Ben Plg – Dans nos yeux

Il est peu dire qu’on attendait beaucoup de Ben Plg. Sur nos radars depuis quelques années, il s’était déjà fait brillamment remarquer avec Pour La Gloire en 2019, un opus brillant et émouvant. Son retour en 2020 avec Dans nos Yeux sonne comme l’affirmation complète d’un talent hors-norme, fait pour briller. L’album est touchant et simple, une combinaison bien dure à maîtriser, car il raconte le quotidien et le banal en mettant de la poésie où d’autres mettraient du mépris.

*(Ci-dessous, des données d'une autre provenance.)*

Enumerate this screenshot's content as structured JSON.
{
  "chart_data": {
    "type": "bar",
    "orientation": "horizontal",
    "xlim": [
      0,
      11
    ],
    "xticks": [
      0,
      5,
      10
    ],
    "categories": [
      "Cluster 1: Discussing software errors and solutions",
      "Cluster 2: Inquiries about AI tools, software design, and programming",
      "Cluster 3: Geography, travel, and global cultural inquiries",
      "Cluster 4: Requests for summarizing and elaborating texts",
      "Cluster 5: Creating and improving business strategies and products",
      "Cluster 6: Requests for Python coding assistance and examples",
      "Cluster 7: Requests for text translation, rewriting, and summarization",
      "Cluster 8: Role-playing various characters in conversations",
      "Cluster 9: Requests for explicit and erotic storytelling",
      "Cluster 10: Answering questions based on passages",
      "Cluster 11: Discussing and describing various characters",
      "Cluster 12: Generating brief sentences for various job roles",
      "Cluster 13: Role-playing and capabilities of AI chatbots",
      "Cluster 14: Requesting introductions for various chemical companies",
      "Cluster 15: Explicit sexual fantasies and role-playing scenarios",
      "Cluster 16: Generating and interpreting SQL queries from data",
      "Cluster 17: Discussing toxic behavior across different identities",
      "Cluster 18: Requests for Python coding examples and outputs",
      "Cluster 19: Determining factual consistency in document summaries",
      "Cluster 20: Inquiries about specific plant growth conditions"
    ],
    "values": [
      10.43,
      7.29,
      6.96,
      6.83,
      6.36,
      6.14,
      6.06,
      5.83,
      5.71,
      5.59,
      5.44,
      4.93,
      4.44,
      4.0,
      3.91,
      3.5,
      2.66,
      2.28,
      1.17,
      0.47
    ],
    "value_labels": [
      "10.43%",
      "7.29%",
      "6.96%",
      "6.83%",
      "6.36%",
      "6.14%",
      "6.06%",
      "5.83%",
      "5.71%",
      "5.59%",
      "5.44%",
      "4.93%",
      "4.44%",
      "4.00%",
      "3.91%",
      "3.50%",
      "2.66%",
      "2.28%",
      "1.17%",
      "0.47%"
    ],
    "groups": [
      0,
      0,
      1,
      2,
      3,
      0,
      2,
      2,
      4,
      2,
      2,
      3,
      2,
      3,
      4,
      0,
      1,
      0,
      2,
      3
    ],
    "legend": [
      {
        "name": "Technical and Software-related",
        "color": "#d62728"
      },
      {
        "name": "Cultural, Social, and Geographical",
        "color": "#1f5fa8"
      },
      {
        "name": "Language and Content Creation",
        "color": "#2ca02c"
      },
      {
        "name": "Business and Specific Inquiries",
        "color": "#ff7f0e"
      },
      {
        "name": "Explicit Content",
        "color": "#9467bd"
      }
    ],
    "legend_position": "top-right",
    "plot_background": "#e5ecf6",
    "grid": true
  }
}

« Eh, j’me parle tout seul dans la rue, un pote me croise, me d’mande c’que j’ai bu Moi, j’ai rien bu, j’veux comprendre c’que j’ai vu, du coup, j’me parle seul dans la rue »

Focus track : Ton âme : une ode à l’errance, aux questionnements, à nos vies et à la France du milieu, à nos doutes et à l’absurdité de la vie.